256 will come last since its unit place digit is 2 which is the lowest.
Suppose B = [100, 10, 1]
then after sorting B = [1, 10, 100]
有人可以分享一些Pythonic方法来解决这个问题吗?
我已尝试sorted(nums, key=lambda x: int(x[0]), reverse=True),但在这里我如何考虑tenth place digit?
更新:在排序A = [1, 100, 10]之后,假设A = [1, 10, 100]有一点丢失。在示例中,我在排序A = [3, 30, 34, 256, 5, 9]后给了A = [9, 5, 34, 3, 30, 256]。
总体逻辑是我想加入所有数字并创建一个最大的数字 号。
答案 0 :(得分:4)
我认为你只想把str作为关键:
In [11]: sorted(A, key=str, reverse=True)
Out[11]: [9, 5, 34, 30, 3, 256]
最初,我读到了你想要反转数字的问题:
In [12]: sorted(A, key=lambda x: str(x)[::-1])
Out[12]: [30, 3, 34, 5, 256, 9]
答案 1 :(得分:2)
以下代码回答了更新后的问题:“以连续排序的数字排序的方式进行排序”。 这个想法是,如果最高有效数字是相同的并且长度不同,则较长的数字比较短的数字“更大”,如果在较长的数字中(较短的数字长度+ 1)数字大于或等于最高有效数字。例如:30< 3,32< 3,35> 3,10< 1,3003> 3,3001< 3,345> 34,342< 34。
>>> def f(x, y):
... if x == y:
... return 0
... xs = str(x)
... ys = str(y)
... for i in range(min(len(xs), len(ys))):
... if xs[i] > ys[i]:
... return 1
... elif xs[i] < ys[i]:
... return -1
... if len(xs) > len(ys):
... return 1 if xs[0] <= xs[len(ys)] else -1
... return -1 if ys[0] <= ys[len(xs)] else 1
...
>>> A = [3, 30, 34, 256, 5, 9]
>>> B = [100,10,1]
>>> sorted(A, cmp=f, reverse=True)
[9, 5, 34, 3, 30, 256]
>>> sorted(B, cmp=f, reverse=True)
[1, 10, 100]
答案 2 :(得分:1)
哦,你真的想要一个数字为文本的字符串排序。
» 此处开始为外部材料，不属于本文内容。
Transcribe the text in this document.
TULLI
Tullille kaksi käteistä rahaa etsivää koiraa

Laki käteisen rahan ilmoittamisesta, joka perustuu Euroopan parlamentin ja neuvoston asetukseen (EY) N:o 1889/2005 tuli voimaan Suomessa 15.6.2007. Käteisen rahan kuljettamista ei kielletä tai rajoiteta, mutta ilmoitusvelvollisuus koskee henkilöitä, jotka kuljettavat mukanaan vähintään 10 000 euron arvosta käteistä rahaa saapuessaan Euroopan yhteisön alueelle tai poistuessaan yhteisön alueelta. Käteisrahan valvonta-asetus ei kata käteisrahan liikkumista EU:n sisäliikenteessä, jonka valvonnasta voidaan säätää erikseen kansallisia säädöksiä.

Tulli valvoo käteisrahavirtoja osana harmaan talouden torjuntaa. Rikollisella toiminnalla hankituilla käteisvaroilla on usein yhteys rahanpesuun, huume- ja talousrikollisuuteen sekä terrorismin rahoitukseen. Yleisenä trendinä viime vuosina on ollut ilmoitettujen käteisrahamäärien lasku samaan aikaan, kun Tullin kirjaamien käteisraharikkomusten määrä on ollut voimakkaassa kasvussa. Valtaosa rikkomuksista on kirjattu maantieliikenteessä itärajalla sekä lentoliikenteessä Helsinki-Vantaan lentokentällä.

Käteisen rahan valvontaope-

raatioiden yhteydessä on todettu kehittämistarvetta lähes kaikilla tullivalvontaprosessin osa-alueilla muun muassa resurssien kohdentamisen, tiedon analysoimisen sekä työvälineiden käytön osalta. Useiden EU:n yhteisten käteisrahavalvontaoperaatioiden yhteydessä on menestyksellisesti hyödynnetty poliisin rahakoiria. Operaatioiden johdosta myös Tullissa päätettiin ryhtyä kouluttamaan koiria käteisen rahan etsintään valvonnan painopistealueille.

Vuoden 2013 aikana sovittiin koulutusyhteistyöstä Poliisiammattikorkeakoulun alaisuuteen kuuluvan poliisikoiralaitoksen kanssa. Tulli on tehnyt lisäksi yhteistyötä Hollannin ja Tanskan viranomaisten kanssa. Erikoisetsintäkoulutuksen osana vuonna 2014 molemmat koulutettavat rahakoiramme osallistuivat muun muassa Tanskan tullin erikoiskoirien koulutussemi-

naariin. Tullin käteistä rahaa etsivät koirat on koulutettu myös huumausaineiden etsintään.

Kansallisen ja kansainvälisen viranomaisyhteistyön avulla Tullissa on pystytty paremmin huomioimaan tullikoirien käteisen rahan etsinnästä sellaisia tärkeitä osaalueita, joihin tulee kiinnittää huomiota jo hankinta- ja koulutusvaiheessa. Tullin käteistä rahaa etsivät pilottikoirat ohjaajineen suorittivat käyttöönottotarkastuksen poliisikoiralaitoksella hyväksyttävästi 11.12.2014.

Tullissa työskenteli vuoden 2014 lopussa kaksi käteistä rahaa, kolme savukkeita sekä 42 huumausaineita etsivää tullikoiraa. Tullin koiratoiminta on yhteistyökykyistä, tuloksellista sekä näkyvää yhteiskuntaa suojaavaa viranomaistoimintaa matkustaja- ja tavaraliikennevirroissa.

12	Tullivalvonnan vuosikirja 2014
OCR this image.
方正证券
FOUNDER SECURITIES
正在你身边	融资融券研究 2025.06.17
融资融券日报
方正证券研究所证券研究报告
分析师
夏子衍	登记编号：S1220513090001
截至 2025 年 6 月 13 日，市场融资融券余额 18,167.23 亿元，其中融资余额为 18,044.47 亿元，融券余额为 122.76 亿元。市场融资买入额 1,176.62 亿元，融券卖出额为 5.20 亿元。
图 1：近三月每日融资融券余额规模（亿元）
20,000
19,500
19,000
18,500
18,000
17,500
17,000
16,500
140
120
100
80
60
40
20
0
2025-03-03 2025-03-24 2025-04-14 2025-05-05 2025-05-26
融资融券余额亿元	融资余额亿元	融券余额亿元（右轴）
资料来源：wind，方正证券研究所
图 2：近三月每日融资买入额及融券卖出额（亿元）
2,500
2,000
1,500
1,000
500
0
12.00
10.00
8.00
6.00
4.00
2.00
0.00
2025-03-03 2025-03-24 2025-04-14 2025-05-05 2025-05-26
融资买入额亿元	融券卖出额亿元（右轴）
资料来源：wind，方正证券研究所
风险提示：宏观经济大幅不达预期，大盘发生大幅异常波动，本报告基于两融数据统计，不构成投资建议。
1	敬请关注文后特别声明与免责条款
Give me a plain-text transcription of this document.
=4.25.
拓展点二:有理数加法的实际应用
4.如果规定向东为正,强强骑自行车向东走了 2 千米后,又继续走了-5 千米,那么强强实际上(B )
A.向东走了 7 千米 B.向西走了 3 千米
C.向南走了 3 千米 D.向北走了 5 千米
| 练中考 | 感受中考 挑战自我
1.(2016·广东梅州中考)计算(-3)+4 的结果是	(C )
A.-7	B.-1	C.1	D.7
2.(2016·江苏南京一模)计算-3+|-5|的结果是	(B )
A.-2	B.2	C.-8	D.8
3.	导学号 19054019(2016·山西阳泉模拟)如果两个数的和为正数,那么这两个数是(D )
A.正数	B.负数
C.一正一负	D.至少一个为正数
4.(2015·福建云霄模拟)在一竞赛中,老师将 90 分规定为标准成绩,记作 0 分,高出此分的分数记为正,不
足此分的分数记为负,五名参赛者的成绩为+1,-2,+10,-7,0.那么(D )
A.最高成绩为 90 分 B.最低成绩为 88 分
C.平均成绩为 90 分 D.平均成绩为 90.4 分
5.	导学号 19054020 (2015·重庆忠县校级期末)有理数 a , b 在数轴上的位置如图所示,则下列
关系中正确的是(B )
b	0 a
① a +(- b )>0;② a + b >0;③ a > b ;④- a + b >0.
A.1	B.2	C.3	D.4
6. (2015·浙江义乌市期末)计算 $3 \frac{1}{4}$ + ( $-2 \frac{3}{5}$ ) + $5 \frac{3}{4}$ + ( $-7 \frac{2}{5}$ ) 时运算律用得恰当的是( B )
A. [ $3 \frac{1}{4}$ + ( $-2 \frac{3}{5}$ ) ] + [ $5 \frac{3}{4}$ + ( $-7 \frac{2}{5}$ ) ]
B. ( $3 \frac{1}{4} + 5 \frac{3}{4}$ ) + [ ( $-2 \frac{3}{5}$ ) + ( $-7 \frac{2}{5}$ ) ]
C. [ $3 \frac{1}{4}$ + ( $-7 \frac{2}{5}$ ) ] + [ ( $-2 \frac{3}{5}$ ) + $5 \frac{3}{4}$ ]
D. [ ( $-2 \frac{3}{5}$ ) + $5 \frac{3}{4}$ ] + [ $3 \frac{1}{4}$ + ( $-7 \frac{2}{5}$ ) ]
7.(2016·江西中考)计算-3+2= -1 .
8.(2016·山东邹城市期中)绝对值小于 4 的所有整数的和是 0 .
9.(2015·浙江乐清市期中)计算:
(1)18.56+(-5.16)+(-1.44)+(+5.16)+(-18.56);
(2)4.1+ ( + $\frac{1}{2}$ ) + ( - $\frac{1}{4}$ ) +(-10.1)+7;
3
好吧,如果你想要单位 - &gt;数十 - &gt;您描述的数百种,这样做:
# Repeatedly modulo 10 to get the rightmost digit
# (units, then tens, then hundreds) until the
# digit where the two numbers differ. Compare those two digits.
>>> def f(x, y):
... xr = x % 10
... yr = y % 10
... while x and y and xr == yr:
... x, xr = divmod(x, 10)
... y, yr = divmod(y, 10)
... return cmp(xr, yr)
...
>>> A = [3, 30, 34, 256, 5, 9]
>>> sorted(A, cmp=f)
[30, 3, 34, 5, 256, 9]
它不是作为你的示例输出排序,而是按单位排序 - 0,3,4,5,6,9。如果它有任何单位相同的地方,则排序数十,等等。 / p>
>>> A = [3, 30, 34, 266, 256, 5, 9]
>>> sorted(A, cmp=f)
[30, 3, 34, 5, 256, 266, 9]
答案 3 :(得分:0)
这是与之前发布的其他答案不同的版本:
import itertools
def produce_list(A):
At = [str(x) for x in A] # convert the items to str so we can join them
result = 0
for i in itertools.permutations(At): # go through all permutations
temp = int(''.join(i))
if result < temp: # find the biggest value of the combined numbers
result = temp
result_list = list(i)
return [int(x) for x in result_list] # return the list of ints
print produce_list([3, 30, 34, 256, 5, 9])
print produce_list([100, 1, 10])
它可能不是很有效(它会经历每一个组合)但它和Pythonic一样。